[v8,2/2] mm: remove zap_page_range and change callers to use zap_vma_range

Message ID 20221108011910.350887-3-mike.kravetz@oracle.com
State New
Headers
Series hugetlb MADV_DONTNEED fix and zap_page_range cleanup |

Commit Message

Mike Kravetz Nov. 8, 2022, 1:19 a.m. UTC
  zap_page_range was originally designed to unmap pages within an address
range that could span multiple vmas.  However, today all callers of
zap_page_range pass a range entirely within a single vma.  In addition,
the mmu notification call within zap_page range is not correct as it
should be vma specific.

Instead of fixing zap_page_range, change all callers to use zap_vma_range
as it is designed for ranges within a single vma.
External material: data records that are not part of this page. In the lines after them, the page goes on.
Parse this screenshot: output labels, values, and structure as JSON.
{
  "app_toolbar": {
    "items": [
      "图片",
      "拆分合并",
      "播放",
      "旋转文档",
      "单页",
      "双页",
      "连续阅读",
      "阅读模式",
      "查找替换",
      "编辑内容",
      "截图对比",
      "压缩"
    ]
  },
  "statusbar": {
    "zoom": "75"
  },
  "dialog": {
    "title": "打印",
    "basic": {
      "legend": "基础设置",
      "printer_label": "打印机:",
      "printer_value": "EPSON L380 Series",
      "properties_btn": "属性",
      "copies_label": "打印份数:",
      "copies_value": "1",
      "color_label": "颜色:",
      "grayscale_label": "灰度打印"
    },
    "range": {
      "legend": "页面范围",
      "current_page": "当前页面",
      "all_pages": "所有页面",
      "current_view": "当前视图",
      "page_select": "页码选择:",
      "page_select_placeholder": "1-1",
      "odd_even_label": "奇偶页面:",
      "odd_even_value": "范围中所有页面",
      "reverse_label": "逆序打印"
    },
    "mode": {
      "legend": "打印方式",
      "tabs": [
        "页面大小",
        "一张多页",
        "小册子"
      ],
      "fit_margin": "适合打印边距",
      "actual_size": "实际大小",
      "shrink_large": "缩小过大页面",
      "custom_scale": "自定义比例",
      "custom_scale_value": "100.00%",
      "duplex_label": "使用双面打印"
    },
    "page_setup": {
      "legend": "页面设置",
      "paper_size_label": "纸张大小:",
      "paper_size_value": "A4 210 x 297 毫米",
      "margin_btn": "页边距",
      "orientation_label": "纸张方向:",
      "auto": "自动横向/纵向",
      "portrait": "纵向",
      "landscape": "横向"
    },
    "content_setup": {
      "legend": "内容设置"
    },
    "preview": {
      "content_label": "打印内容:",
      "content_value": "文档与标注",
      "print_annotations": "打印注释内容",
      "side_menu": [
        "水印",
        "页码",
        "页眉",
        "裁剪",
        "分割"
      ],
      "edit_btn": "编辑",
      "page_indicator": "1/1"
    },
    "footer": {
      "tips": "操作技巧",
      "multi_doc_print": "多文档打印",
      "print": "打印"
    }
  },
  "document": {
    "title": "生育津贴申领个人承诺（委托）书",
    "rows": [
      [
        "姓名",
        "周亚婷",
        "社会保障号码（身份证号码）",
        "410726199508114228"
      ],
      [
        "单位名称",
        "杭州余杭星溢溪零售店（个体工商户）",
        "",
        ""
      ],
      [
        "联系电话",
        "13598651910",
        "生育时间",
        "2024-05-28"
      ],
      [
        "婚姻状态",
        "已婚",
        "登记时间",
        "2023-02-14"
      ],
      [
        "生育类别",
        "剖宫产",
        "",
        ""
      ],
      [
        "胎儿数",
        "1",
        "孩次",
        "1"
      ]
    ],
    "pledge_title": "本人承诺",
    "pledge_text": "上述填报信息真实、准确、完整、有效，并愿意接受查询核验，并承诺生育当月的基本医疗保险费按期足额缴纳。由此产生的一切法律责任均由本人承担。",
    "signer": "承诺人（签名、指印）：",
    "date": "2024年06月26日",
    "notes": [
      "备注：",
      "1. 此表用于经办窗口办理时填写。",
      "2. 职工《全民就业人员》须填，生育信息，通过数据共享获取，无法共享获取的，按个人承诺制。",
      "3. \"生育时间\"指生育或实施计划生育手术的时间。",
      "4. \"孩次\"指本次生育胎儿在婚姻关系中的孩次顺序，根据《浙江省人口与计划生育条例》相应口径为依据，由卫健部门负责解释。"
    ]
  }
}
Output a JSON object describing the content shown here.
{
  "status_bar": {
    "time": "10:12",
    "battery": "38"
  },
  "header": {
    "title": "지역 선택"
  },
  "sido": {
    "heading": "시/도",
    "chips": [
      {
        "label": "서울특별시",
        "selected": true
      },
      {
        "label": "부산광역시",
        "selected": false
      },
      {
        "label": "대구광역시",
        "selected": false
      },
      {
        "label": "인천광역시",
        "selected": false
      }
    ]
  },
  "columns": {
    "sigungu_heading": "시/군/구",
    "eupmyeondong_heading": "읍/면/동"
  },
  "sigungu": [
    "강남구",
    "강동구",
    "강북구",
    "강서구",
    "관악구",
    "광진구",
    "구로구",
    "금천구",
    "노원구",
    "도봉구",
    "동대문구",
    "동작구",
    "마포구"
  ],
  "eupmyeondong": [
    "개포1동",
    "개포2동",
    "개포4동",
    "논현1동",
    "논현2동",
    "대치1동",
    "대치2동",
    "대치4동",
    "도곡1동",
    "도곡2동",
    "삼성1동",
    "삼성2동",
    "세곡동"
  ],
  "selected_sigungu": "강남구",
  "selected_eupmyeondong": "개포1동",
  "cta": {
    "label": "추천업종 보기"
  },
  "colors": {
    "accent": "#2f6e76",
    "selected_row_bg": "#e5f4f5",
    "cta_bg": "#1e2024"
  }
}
Signed-off-by: Mike Kravetz <mike.kravetz@oracle.com>
---
 arch/arm64/kernel/vdso.c                |  4 ++--
 arch/powerpc/kernel/vdso.c              |  2 +-
 arch/powerpc/platforms/book3s/vas-api.c |  2 +-
 arch/powerpc/platforms/pseries/vas.c    |  2 +-
 arch/riscv/kernel/vdso.c                |  4 ++--
 arch/s390/kernel/vdso.c                 |  2 +-
 arch/s390/mm/gmap.c                     |  2 +-
 arch/x86/entry/vdso/vma.c               |  2 +-
 drivers/android/binder_alloc.c          |  2 +-
 include/linux/mm.h                      |  2 --
 mm/memory.c                             | 30 -------------------------
 mm/page-writeback.c                     |  2 +-
 net/ipv4/tcp.c                          |  6 ++---
 13 files changed, 15 insertions(+), 47 deletions(-)
  

Comments

Nadav Amit Nov. 10, 2022, 9:09 p.m. UTC | #1
On Nov 7, 2022, at 5:19 PM, Mike Kravetz <mike.kravetz@oracle.com> wrote:

> zap_page_range was originally designed to unmap pages within an address
> range that could span multiple vmas.  However, today all callers of
> zap_page_range pass a range entirely within a single vma.  In addition,
> the mmu notification call within zap_page range is not correct as it
> should be vma specific.
> 
> Instead of fixing zap_page_range, change all callers to use zap_vma_range
> as it is designed for ranges within a single vma.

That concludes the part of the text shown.